Pour la FGD, il est temps d’apprendre la leçon, d’en sortir avec la morale que ce service doit être régi par le secteur public. “De nombreuses villes dans le monde notamment Tunis, Madrid, Berlin, Paris et Rome ont opté pour le choix d’une régie publique ou d’une délégation de service à une société publique gestionnaire de l’ensemble des moyens de transport et non d’une délégation à une société privée plus préoccupée par des soucis de profit”, fait-elle constater.
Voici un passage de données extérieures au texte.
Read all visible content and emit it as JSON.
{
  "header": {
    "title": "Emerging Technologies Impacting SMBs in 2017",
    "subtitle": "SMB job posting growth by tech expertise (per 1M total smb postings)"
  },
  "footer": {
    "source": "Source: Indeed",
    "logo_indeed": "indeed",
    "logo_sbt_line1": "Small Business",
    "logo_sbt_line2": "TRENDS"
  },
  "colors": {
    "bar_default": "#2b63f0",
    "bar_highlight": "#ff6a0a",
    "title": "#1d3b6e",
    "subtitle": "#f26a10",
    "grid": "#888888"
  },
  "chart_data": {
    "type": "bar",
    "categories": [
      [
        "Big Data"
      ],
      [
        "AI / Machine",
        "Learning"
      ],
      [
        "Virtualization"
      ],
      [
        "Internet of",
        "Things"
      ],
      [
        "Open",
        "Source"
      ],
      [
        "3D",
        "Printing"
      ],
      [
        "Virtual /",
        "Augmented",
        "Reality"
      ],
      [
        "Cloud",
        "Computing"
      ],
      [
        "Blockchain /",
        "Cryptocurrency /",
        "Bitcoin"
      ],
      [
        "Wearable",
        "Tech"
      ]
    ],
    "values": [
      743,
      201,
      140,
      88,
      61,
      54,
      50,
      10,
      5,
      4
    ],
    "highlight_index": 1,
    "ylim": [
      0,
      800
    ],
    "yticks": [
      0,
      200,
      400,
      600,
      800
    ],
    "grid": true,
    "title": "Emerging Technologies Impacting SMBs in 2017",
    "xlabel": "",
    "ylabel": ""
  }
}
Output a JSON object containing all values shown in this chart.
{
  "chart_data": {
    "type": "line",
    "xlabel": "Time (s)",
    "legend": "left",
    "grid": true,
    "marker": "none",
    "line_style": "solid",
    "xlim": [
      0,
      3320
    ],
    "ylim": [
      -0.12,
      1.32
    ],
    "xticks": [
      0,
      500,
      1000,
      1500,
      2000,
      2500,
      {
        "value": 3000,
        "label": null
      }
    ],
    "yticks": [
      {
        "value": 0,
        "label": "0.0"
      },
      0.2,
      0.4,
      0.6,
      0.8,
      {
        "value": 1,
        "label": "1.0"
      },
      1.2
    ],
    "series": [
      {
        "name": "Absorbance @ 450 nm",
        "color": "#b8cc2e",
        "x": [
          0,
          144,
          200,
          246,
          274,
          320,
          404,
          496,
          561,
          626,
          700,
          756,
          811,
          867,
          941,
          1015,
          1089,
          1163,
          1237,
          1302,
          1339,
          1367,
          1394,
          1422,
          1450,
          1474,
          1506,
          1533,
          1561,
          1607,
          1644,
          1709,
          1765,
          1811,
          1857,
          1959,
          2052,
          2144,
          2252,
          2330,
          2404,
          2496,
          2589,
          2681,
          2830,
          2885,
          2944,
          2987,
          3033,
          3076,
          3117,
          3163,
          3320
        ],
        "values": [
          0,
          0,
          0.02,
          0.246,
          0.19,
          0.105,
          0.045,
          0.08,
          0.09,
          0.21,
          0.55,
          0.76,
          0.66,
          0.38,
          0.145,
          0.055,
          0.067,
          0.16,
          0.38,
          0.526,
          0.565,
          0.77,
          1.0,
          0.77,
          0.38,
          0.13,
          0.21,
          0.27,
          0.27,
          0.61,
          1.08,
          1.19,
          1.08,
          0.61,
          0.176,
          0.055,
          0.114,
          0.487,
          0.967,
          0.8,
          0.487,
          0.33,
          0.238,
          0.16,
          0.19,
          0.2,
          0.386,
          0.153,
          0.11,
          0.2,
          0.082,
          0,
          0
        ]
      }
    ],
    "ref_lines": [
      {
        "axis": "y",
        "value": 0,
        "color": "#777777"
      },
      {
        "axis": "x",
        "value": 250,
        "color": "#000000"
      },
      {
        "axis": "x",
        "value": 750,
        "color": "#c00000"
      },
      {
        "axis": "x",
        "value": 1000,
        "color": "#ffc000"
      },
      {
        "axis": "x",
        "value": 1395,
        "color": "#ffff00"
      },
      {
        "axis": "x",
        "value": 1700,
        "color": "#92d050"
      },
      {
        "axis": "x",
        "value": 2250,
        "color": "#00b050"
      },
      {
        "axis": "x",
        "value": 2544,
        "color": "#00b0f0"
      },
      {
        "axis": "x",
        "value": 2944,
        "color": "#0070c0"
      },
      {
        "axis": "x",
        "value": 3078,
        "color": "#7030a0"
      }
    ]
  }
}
Et d’insister sur le fait que plusieurs villes, après avoir expérimenté la délégation du service, ont fini par faire ce choix, comme Nice depuis 2013, cite-t-elle en exemple.

Une option à laquelle la FGD appelle Casablanca, estimant nécessaire “un retour immédiat de la gestion du transport public urbain à une régie donnant la priorité au bien-être des Casablancais”. En mode d’emploi, elle propose que cette gestion se fasse par la voie “d’une nouvelle régie autonome ou personnalisée à créer via une SDL publique qui va directement gérer ce service”.

C’est un cheval de bataille que la FGD compte mener de toutes ses forces appelant dès à présent à “la nécessité de penser le transport urbain comme un service public vital et un droit pour tout citoyen de se déplacer dignement et à un tarif accessible à tous”. C’est “le seul garant de la prise en compte de l’aspect environnemental qu’impliquent les 8 millions de déplacements quotidiens des Casablancais”, affirme-t-elle.

Par sa position, la fédération dit vouloir engager “la réflexion ancrée dans notre vision de se diriger vers la gratuité du transport urbain notamment pour les écoliers, les étudiants, les personnes à mobilité réduite et les personnes âgées…” Pour cela, la FGD compte sur les usagers et citoyens dans “l’élaboration et la gestion de ce service public ainsi que dans le suivi de sa qualité”. Elle suggère “la constitution de comités locaux d’usagers à intégrer comme partie prenante à part entière dans le nouveau schéma de gestion du transport urbain”.